By 1991, however, when OHEA published their full report, such language had been removed from the document.
As my father, Dr. Martin Blank, and I explain in his recent book, Overpowered:
the EPA explained that while it had some data indicating the health risks from cell phone radiation, it needed more specific proof before labeling EMF as carcinogenic.
In essence, this explanation mirrors the CDC’s revised language from August 20. We continue:
As an external observer, it is impossible to say what occurred behind the scenes to trigger the removal of this potentially-explosive language from its report. There can be no doubt, however, that the 1990 EPA draft coincided with an aggressive effort from the wireless industry to refute any such potential associations between cell phone radiation and negative health outcomes—particularly cancer—in humans. After all, the government was considering labeling its core products as carcinogenic.
Will we ever know why the CDC flip-flopped on the risks of cell phones? Maybe not. But this is not the first time that a US government agency tasked with protecting the public health has reversed itself on the health risks of wireless radiation.
This is how it works at the intersection of EMF science, public health and wireless industry profits.
The Changing Tide
Even as questions mount around the health risks of EMF radiation and wireless devices, the wireless industry continues to grow in power and influence. According to a 2018 report, the U.S. wireless industry contributes $475 billion annually to America’s economy, and generates over $1 trillion in economic output.
That money creates a tremendous amount of power for these firms. And that power enables these firms to manipulate science and influence regulators. When science is cast in doubt, broad social understanding of health issues is delayed. And the regulations needed to improve health and safety are delayed.
But these are only delays: in time, the tide eventually changes.

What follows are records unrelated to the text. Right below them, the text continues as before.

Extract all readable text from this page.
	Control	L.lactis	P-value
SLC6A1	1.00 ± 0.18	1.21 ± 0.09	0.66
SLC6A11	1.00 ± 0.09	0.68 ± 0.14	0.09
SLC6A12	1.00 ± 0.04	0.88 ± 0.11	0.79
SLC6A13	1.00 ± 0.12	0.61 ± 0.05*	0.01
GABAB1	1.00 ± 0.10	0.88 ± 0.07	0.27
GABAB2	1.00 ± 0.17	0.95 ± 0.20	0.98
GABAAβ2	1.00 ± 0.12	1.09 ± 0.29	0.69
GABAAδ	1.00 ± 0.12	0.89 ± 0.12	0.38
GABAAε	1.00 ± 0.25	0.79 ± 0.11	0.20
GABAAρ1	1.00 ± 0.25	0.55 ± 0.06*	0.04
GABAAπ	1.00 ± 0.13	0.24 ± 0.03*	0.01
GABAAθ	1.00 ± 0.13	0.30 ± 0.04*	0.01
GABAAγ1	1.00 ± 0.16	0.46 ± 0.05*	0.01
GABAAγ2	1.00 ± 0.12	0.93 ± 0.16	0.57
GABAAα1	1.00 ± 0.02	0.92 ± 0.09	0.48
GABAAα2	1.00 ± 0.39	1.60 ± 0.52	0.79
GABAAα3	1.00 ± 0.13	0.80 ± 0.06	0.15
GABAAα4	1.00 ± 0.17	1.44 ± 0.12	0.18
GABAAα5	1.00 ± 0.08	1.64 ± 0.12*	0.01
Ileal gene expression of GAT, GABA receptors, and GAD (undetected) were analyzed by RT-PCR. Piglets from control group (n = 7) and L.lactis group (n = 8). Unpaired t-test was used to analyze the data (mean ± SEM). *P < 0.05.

That’s slowly but surely starting to happen with electromagnetic radiation. Awareness of the health risks of radiation exposure is dramatically increasing — particularly now with the deployment of 5G – as are governmental and regulatory responses.
As just two recent examples, France is looking to ban all cell phones in schools, and the California Department of Public Health has issued a warning to its citizens to stop carrying their phones in their pockets and sleeping next to them at night.
While public awareness of health risks still has a long way to go, these examples, along with a host of others, show that this tide is changing — and the tipping point isn’t far away.
Even the tobacco playbook only worked for so long.